Eventually, though, all good things come to an end. The three fliers did three separate loops in different directions, which ended with them heading back out to sea. The two dragons were barrel rolling around the trail left by the Guild cape, which was arrow-straight. All three of them exited through a massive hoop of glowing green light caused by a firework, in a manner that was obviously choreographed. Seconds later they were gone.

The fireworks and music rose to a crescendo, the entire sky filled with points of light, then one last shot climbed into the sky after everything else had died away. This turned out to be a repeat of the one that had begun the show, blossoming into a flag as the first bars of the national anthem started. The music faded as the flag did, until all was silence.

When the applause started, Lucy thought it would never end.

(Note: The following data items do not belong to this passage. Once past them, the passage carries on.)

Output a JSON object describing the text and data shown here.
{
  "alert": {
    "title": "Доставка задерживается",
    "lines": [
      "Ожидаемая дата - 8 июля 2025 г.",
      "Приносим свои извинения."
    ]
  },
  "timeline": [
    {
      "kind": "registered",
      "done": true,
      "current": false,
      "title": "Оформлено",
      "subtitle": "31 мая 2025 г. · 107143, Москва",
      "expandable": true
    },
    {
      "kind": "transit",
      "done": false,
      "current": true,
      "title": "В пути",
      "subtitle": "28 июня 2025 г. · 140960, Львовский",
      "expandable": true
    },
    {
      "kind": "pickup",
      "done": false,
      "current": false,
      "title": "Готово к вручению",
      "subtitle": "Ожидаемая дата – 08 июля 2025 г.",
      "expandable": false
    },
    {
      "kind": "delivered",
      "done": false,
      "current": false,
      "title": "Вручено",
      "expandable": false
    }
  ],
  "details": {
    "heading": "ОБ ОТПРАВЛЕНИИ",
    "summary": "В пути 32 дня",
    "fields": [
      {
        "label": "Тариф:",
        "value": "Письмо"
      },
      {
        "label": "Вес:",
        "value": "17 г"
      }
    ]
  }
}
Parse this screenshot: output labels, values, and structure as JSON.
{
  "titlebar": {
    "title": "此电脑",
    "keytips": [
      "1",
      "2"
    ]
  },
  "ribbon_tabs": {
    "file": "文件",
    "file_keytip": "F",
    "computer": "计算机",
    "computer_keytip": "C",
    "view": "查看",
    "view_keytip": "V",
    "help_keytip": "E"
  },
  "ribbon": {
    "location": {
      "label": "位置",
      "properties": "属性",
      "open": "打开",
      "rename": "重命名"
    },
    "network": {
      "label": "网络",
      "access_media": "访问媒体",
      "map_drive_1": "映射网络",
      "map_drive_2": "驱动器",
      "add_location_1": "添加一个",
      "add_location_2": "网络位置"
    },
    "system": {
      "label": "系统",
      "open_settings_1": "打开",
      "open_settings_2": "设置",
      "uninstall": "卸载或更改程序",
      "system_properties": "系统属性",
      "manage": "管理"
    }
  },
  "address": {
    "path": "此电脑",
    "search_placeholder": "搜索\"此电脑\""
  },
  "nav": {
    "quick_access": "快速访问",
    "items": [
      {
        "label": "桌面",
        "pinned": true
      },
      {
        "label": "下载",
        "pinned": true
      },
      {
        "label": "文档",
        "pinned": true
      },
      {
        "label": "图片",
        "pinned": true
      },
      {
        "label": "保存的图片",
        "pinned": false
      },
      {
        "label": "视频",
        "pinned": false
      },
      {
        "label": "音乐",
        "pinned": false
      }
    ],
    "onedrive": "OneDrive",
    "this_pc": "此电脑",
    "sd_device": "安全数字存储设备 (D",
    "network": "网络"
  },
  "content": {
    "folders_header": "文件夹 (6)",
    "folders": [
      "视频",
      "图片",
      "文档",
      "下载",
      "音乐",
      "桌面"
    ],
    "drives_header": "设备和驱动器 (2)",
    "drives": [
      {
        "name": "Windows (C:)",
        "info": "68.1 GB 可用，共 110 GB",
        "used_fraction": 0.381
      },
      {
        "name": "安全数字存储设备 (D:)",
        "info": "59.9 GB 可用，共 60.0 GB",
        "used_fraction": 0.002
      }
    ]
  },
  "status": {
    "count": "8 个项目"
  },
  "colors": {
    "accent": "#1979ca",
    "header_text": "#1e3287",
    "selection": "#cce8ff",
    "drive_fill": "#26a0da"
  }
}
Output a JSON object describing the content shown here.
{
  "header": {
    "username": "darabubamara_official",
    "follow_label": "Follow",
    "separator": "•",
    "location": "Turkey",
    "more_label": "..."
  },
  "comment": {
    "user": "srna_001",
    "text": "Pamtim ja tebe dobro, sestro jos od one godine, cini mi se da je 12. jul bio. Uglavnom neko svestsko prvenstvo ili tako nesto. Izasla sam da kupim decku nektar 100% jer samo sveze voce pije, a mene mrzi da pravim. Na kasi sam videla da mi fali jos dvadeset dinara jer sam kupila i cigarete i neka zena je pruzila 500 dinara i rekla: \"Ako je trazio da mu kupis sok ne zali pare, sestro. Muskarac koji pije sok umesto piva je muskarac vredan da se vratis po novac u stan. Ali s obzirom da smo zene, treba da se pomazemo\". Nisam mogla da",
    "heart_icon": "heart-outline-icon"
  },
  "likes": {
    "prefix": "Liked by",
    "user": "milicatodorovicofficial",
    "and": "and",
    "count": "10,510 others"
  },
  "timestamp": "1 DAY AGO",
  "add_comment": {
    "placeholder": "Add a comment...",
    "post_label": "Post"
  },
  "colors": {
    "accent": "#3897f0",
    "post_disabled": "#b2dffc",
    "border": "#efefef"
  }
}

"OK," Emily said, looking at Legend, who was now elbow-deep into the largest bag of popcorn she'd ever seen, grinning like an eight-year-old. "I'll admit it. That was pretty damn good."

"Best display I've ever seen," he chuckled. "I wonder if they do birthday parties."

She shrugged, helping herself to some of his popcorn, watching the cheering going on below them. If nothing else, she was sure that the Family was more popular now than ever, and oddly enough she was fine with that.

Mind you, it still didn't make life in this place any less weird, but there were some perks.